Beaucoup d’entre nous connaissent le Musée du Désert et ont pu découvrir l’intérêt de ses collections. Les divers objets qui sont présentés dans la vingtaine de salles qui le composent nous racontent l’histoire des protestants français, de la Révocation de l’Edit de Nantes jusqu’à la Révolution. Ils nous racontent aussi celle de ces huguenots cévenols, ces fameux camisards qui osèrent résister à Louis XIV et dont la révolte, s’acheva, au tout début du XVIIIème siècle dans un bain de sang ou par l’envoi aux galères.
Ce Musée du Désert est installé dans la maison natale du chef camisard, Pierre Laporte dit Rolland, située au hameau de Soubeyran, sur la commune de Mialet. Depuis 1880, cette demeure, maintes fois accrue, est la propriété de la Société de l’histoire du protestantisme français et c’est en 1911, grâce à l’engagement d’Edmond Hugues et Franck Puaux, que le musée ouvre ses portes au public.
Dans le cadre de l’aménagement d’un premier musée, ils bénéficient du concours d’un architecte montpelliérain bien connu de la plupart des membres du groupe “Montpellier Histoire Patrimoine”, Edmond Leenhardt (1870-1950).
Cet architecte, diplômé de l’Ecole des Beaux-Arts de Paris, autorisé à cosigner la façade du Petit Palais à Paris, et auteur de plusieurs édifices remarquables, notamment l’Institut Bouisson-Bertrand, en face de l’entrée principale de la faculté de médecine, appartient à la très grande bourgeoisie protestante montpelliéraine. Ses ancêtres et ses parents avaient su diversifier leurs activités dans de très nombreux secteurs d’affaires, notamment la banque et l’industrie. De plus, durant cette IIIème République, son nom est également connu dans le monde de l’art, avec Max(imilien), qui s’est évertué à rendre hommage aux victimes protestantes de l’absolutisme, notamment avec son tableau “les prisonnières de la Tour de Constance”, mais aussi de la théologie, avec Franz (1846-1922), professeur de théologie à la faculté protestante de théologie de Montauban.

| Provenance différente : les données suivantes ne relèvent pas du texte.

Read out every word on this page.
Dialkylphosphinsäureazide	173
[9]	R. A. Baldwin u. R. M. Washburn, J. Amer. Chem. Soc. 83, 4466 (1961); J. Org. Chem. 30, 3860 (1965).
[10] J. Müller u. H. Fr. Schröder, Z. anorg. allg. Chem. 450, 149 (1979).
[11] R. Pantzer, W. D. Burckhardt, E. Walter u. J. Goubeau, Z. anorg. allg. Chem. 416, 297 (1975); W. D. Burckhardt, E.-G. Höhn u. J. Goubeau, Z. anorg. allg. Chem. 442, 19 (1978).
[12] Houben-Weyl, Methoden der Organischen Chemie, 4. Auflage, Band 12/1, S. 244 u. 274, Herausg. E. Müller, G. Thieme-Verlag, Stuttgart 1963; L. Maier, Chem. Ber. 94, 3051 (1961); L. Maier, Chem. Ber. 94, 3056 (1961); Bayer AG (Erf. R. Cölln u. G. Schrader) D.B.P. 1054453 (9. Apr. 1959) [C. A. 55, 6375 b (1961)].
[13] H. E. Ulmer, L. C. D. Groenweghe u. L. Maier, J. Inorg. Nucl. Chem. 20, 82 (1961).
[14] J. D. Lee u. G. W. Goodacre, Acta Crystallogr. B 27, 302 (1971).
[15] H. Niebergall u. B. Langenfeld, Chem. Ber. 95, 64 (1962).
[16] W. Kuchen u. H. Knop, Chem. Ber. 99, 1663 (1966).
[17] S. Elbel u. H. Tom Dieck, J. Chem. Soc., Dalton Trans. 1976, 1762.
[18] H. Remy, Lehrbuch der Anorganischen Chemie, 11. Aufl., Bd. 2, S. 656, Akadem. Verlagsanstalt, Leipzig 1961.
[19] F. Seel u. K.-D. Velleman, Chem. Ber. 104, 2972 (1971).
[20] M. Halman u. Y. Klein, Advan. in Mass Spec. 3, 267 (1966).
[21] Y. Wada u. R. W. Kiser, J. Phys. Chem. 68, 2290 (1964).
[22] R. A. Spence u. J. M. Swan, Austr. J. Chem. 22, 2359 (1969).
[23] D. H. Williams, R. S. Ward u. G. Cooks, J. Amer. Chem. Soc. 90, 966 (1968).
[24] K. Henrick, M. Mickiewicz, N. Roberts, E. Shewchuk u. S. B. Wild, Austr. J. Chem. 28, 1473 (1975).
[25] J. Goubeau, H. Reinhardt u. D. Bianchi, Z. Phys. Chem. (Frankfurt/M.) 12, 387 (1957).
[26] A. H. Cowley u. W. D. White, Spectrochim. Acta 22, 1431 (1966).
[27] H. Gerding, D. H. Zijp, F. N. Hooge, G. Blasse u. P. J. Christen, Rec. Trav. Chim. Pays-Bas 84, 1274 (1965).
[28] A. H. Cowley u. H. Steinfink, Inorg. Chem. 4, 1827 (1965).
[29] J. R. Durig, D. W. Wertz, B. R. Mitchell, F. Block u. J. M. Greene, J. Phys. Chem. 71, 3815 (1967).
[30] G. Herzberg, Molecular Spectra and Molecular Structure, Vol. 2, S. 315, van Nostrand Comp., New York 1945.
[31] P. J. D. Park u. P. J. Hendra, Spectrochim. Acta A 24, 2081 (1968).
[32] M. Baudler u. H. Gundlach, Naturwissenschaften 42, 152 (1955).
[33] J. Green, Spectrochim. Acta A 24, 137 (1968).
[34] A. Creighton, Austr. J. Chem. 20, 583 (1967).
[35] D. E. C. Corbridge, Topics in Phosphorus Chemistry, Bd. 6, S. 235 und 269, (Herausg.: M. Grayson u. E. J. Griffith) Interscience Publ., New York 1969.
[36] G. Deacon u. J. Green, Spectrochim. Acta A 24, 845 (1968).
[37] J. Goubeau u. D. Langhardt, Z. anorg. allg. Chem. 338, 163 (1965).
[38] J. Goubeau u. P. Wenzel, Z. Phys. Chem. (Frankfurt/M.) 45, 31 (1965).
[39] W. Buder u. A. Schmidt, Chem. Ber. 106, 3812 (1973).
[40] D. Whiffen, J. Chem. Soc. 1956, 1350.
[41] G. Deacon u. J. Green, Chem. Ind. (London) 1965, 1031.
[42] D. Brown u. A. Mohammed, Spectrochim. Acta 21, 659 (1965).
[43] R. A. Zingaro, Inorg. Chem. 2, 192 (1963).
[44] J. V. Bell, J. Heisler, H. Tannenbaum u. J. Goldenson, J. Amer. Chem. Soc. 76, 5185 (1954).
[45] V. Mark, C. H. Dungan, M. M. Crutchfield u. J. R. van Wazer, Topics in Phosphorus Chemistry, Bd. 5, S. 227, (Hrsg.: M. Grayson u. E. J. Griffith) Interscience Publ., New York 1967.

C’est donc tout naturellement, qu’Edmond Leenhardt travaille en 1912 à ce vaste projet qui consiste à donner un site de commémoration de l’histoire du protestantisme au coeur même de cette terre si chère aux descendants de réformés.
Le plan qui nous sert d’illustration fut longuement conservé par Simone Cauquil et qui, à nos côtés, et aux côtés d’Alain Gensac et Laurent Dufoix, avait travaillé à l’élaboration de l’exposition sur Edmond Leenhardt inaugurée en 2007 au Pavillon Bagouet.
Sur ce document, il est intéressant de remarquer qu’Edmond Leenhardt fait du “Leenhardt”…
On y retrouve sa stylistique, son vocabulaire, fort éloigné du caractère rustique de l’ancienne ferme de Rolland. L’architecte propose de la magnifier avec des garde-corps constitués de balustres en forme de poires, d’étirer les ouvertures vers le haut afin de leur donner l’image de grands baies romanes, dignes d’église. Il propose également de placer sous les corniches de larges bandeaux, sur lesquels devaient être portés des psaumes à l’intention des visiteurs. De plus, il coiffait l’ensemble de ses toitures à larges débords que l’on peut retrouver sur plusieurs autres maisons ou communs agricoles qu’il construisit, dont les plus connus sont ceux de Piedmarche.
Edmond Leenhardt ne fut pas suivi en tous points sur ce projet ; et heureusement.
Il oeuvra aussi à l’aménagement des salles, n’hésitant pas à les parer de puissantes colonnes, qui pouvaient apparaître comme le reflet de la force de la foi protestante, mais également comme celui de la puissance acquise par cette société protestante durant cette Troisième République.
Aujourd’hui à la faveur d’un réaménagement, le décor a été bien épuré, voire même aseptisé.
Les logiques changent… L’image que souhaite dévoiler d’elle-même la communauté protestante également.
Aujourd’hui le musée du Désert est labellisé par le Ministère de la Culture, “Maison des Illustres.